Just like the crank grinding operation mentioned earlier, the polishing job mandates a good amount of skill. Case-in-point is the fact that it’s easy enough to polish a crank right into a slight taper. This can happen when the crank is polished using a back and forth motion. In this case, the polishing job will actually wear the middle of the journal more than the outer edges. The job of polishing leaves a microscopic “nap” of the metal on the surface of the journal. As the crankshaft is polished, the machinist has to ensure that crankshaft turns in the same direction as it spins inside the engine block. If it isn’t done this way, the nap that results from the polishing will eventually wear into the bearing surface.

Chamfering: After a crank has been ground or reground, the oil holes in the journals will have sharp edges (some will also have burrs). If the engine is operated as-is, there’s a good chance the bearing will be scored. The solution is to lightly chamfer the oil holes to remove the sharp edge. Not only does this eliminate the chance to score a bearing, it also helps to promote the flow of lubricant. Chamfers are usually accomplished by hand with a die grinder and a tapered stone. Most often, the chamfer is just a small bevel ground at a 45-degree angle. The general idea isn’t to dig a hole in the crankshaft - all you need to do is break the sharp edges.
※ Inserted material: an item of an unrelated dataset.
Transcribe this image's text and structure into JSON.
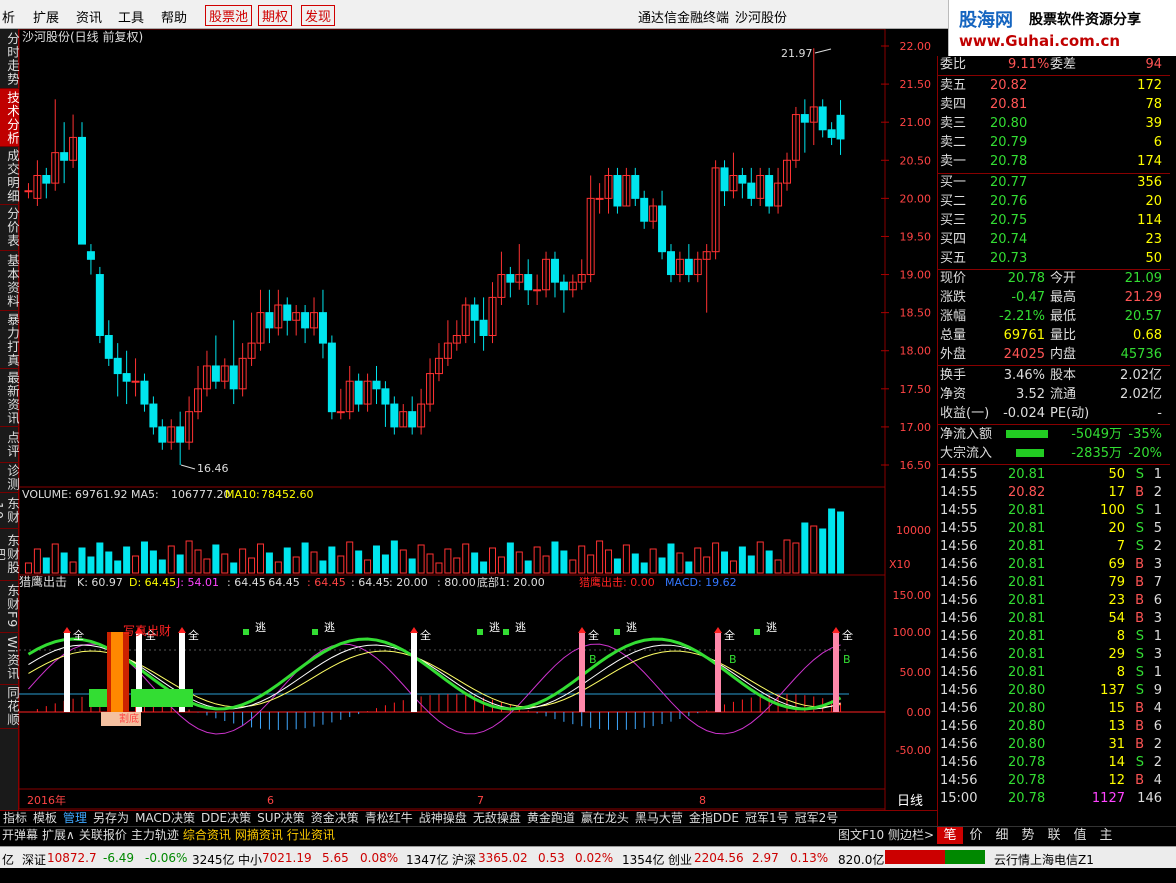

Internal or External Balancing: Engines can be balanced in two ways -- internally or externally. With an internal balance arrangement, all the required balancing is accomplished on the crankshaft counterweights. The harmonic damper (balancer) and the flywheel are not fitted with extra counterweights. If the engine is balanced externally, a part of the balance weight is on the counterweight while the remainder is affixed to the flywheel and the damper.

Tom Molnar provides notes: “Back to the bending issue, you have forces from the rod pin side of the centerline pulling on the crank in one direction, and the counterweights’ job is to counter these forces to reduce bending. Ideally, the counterweight should be exactly opposite of the forces it is trying to cover. In the case of an external balance, the counterweight forces are actually outside of the engine and not directly opposite of the forces it is trying to cover. This places huge bending forces on the crank, which can cause the crank to crack due to fatigue. Externally balanced cranks are ok to go to the grocery store, but in a high RPM race engine, it’s really not a very good plan.”
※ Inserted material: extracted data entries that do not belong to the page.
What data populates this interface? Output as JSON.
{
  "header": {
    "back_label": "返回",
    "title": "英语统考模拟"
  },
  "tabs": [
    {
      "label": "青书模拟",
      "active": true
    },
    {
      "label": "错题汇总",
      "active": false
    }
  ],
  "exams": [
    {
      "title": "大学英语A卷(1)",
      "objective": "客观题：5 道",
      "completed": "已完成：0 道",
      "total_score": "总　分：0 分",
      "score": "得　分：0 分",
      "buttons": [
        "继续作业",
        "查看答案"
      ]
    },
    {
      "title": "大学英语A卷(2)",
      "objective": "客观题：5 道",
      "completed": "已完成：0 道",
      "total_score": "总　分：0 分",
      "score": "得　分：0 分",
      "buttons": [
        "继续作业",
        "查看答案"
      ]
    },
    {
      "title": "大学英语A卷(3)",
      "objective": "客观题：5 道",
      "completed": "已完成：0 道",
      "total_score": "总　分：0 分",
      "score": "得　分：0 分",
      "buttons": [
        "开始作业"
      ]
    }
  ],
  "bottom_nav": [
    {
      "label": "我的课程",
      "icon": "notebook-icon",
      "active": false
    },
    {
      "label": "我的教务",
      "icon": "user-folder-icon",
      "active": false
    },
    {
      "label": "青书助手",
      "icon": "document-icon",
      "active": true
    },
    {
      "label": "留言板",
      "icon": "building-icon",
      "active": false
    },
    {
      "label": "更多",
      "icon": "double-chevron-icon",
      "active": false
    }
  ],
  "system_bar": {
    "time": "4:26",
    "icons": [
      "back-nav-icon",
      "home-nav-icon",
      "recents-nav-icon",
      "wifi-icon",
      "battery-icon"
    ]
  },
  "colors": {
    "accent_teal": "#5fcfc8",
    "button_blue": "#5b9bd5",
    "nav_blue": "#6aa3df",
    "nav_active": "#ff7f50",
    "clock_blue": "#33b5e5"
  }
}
With race engines, it is preferred to balance the engine internally. That’s where the use of heavy metal slugs in a crank often comes in play. Something to keep in mind is that you cannot mix and match components (flywheels and flex plates, for example) between internally balanced and externally balanced engines. If they’re mixed, you can expect some remarkable vibrations and most likely some equally remarkable component failures!
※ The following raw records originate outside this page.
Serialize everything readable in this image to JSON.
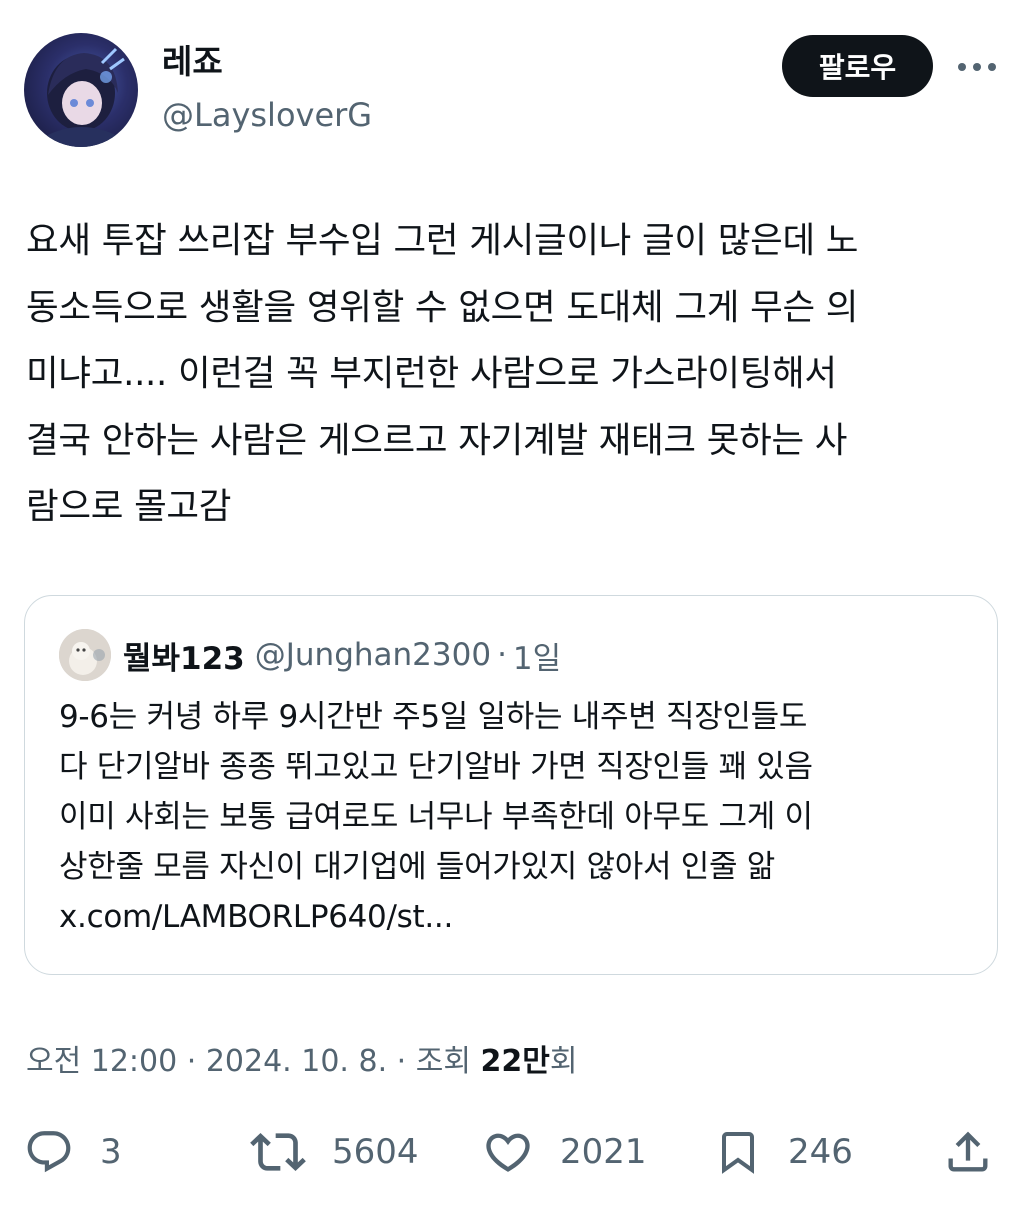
{
  "author": {
    "display_name": "레죠",
    "handle": "@LaysloverG"
  },
  "follow_button": "팔로우",
  "tweet": {
    "lines": [
      "요새 투잡 쓰리잡 부수입 그런 게시글이나 글이 많은데 노",
      "동소득으로 생활을 영위할 수 없으면 도대체 그게 무슨 의",
      "미냐고.... 이런걸 꼭 부지런한 사람으로 가스라이팅해서",
      "결국 안하는 사람은 게으르고 자기계발 재태크 못하는 사",
      "람으로 몰고감"
    ]
  },
  "quote": {
    "display_name": "뭘봐123",
    "handle": "@Junghan2300",
    "separator": "·",
    "time": "1일",
    "lines": [
      "9-6는 커녕 하루 9시간반 주5일 일하는 내주변 직장인들도",
      "다 단기알바 종종 뛰고있고 단기알바 가면 직장인들 꽤 있음",
      "이미 사회는 보통 급여로도 너무나 부족한데 아무도 그게 이",
      "상한줄 모름 자신이 대기업에 들어가있지 않아서 인줄 앎",
      "x.com/LAMBORLP640/st..."
    ]
  },
  "meta": {
    "time": "오전 12:00",
    "sep": " · ",
    "date": "2024. 10. 8.",
    "views_label": "조회 ",
    "views_count": "22만",
    "views_suffix": "회"
  },
  "actions": {
    "replies": "3",
    "retweets": "5604",
    "likes": "2021",
    "bookmarks": "246"
  },
  "icons": {
    "more": "more-horizontal-icon",
    "reply": "reply-icon",
    "retweet": "retweet-icon",
    "like": "heart-icon",
    "bookmark": "bookmark-icon",
    "share": "share-icon"
  }
}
We’re out of room for this segment. Next time around, we’ll wrap up our series on racing cranks. There’s still a lot to learn with regard to balancing. And thanks to Tom Molnar for setting us straight on the topic.

Crankshafts Part 3 1

What you’re looking at is the generous fillet radius found on a Molnar crankshaft. There’s a catch here, though: If the gentle transition between the journal and the crank cheek proves too generous, you’ll never get the rod pairs to fit.

Crankshafts Part 3 2

A typical OEM high performance big block Chevy crank will be cross-drilled on the main bearing journal. This Molnar crank isn’t. There’s a reason for that. It can actually lead to rod bearing oil starvation (see the text for more details). If a piece of mechanic’s wire is inserted through the main journal’s holes (as is the case here), you can see it doesn't go through to the other side of the main. If the crank was cross-drilled, it would.

Crankshafts Part 3 3

The journals shown here and in the next photo have been nicely polished by Molnar.

Crankshafts Part 3 4

It’s easy enough to polish a crank, but it’s just as easy to polish it into a taper. A proper polish job will always be done in the direction of rotation.

Crankshafts Part 3 5

Once the oil holes on the rod and main journals are drilled, they often have sharp edges and the odd burr. The holes shown here are clean and nicely chamfered.